The behavior of electrons in filling up orbitals is governed by the Pauli exclusion principle and Hund's rule. These principles describe the organization of electrons in atoms and dictate their distribution into different orbitals within shells and subshells.
The Pauli exclusion principle states that no two electrons in an atom can have the same set of quantum numbers. Each electron is described by a unique combination of four quantum numbers: the principal quantum number (n), the azimuthal quantum number (l), the magnetic quantum number (m), and the spin quantum number (s). Since the quantum numbers must be distinct, each orbital can accommodate a maximum of two electrons with opposite spins (spin up and spin down).
Hund's rule states that when electrons occupy orbitals of equal energy (degenerate orbitals), they will first singly occupy each orbital with parallel spins before pairing up. This rule reflects the tendency of electrons to maximize their total spin, which leads to increased stability.

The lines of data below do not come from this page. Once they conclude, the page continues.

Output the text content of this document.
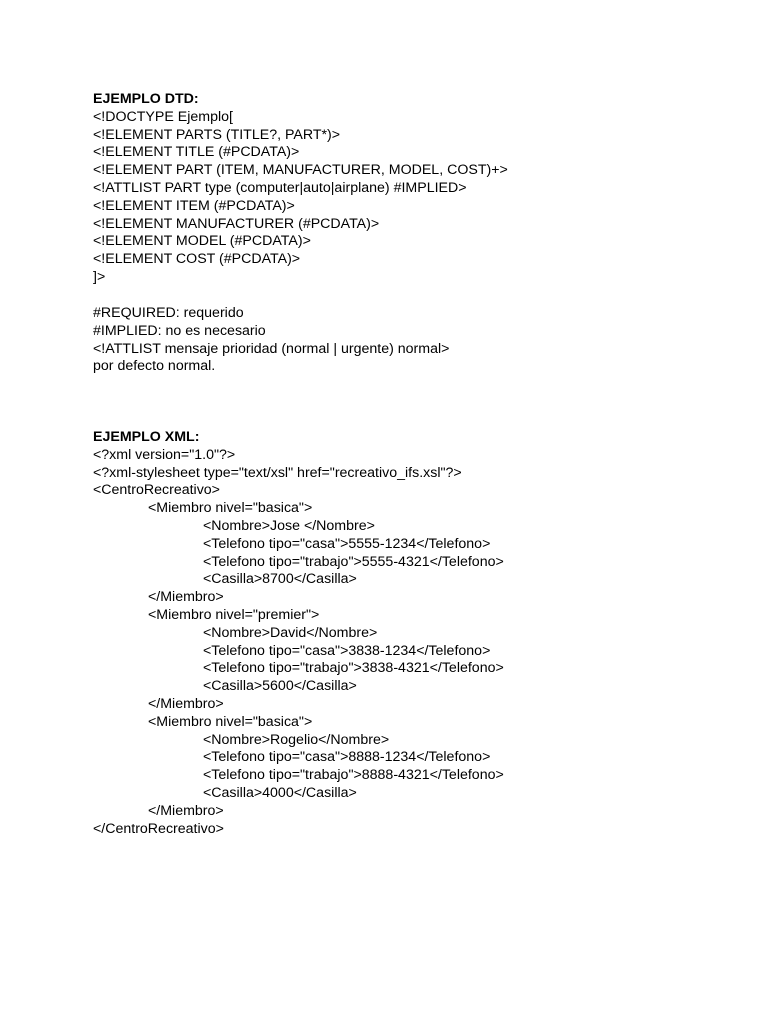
EJEMPLO DTD:
<!DOCTYPE Ejemplo[
<!ELEMENT PARTS (TITLE?, PART*)>
<!ELEMENT TITLE (#PCDATA)>
<!ELEMENT PART (ITEM, MANUFACTURER, MODEL, COST)+>
<!ATTLIST PART type (computer|auto|airplane) #IMPLIED>
<!ELEMENT ITEM (#PCDATA)>
<!ELEMENT MANUFACTURER (#PCDATA)>
<!ELEMENT MODEL (#PCDATA)>
<!ELEMENT COST (#PCDATA)>
]>
#REQUIRED: requerido
#IMPLIED: no es necesario
<!ATTLIST mensaje prioridad (normal | urgente) normal>
por defecto normal.
EJEMPLO XML:
<?xml version="1.0"?>
<?xml-stylesheet type="text/xsl" href="recreativo_ifs.xsl"?>
<CentroRecreativo>
<Miembro nivel="basica">
<Nombre>Jose </Nombre>
<Telefono tipo="casa">5555-1234</Telefono>
<Telefono tipo="trabajo">5555-4321</Telefono>
<Casilla>8700</Casilla>
</Miembro>
<Miembro nivel="premier">
<Nombre>David</Nombre>
<Telefono tipo="casa">3838-1234</Telefono>
<Telefono tipo="trabajo">3838-4321</Telefono>
<Casilla>5600</Casilla>
</Miembro>
<Miembro nivel="basica">
<Nombre>Rogelio</Nombre>
<Telefono tipo="casa">8888-1234</Telefono>
<Telefono tipo="trabajo">8888-4321</Telefono>
<Casilla>4000</Casilla>
</Miembro>
</CentroRecreativo>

Based on these principles, electrons fill up orbitals in a specific order known as the Aufbau principle. The Aufbau principle states that electrons fill the lowest energy orbitals first before moving to higher energy orbitals. Within a given shell, the subshells (designated by the values of the azimuthal quantum number, l) are filled in increasing order of energy: s, p, d, f.
For example, the filling order for the first few shells is as follows:
1s, 2s, 2p, 3s, 3p, 4s, 3d, 4p, 5s, 4d, 5p, and so on.
This order of filling is determined by the relative energies of the orbitals. By filling up the available orbitals before moving to the next shell or subshell, electrons achieve the most energetically favorable configuration, leading to greater stability for the atom.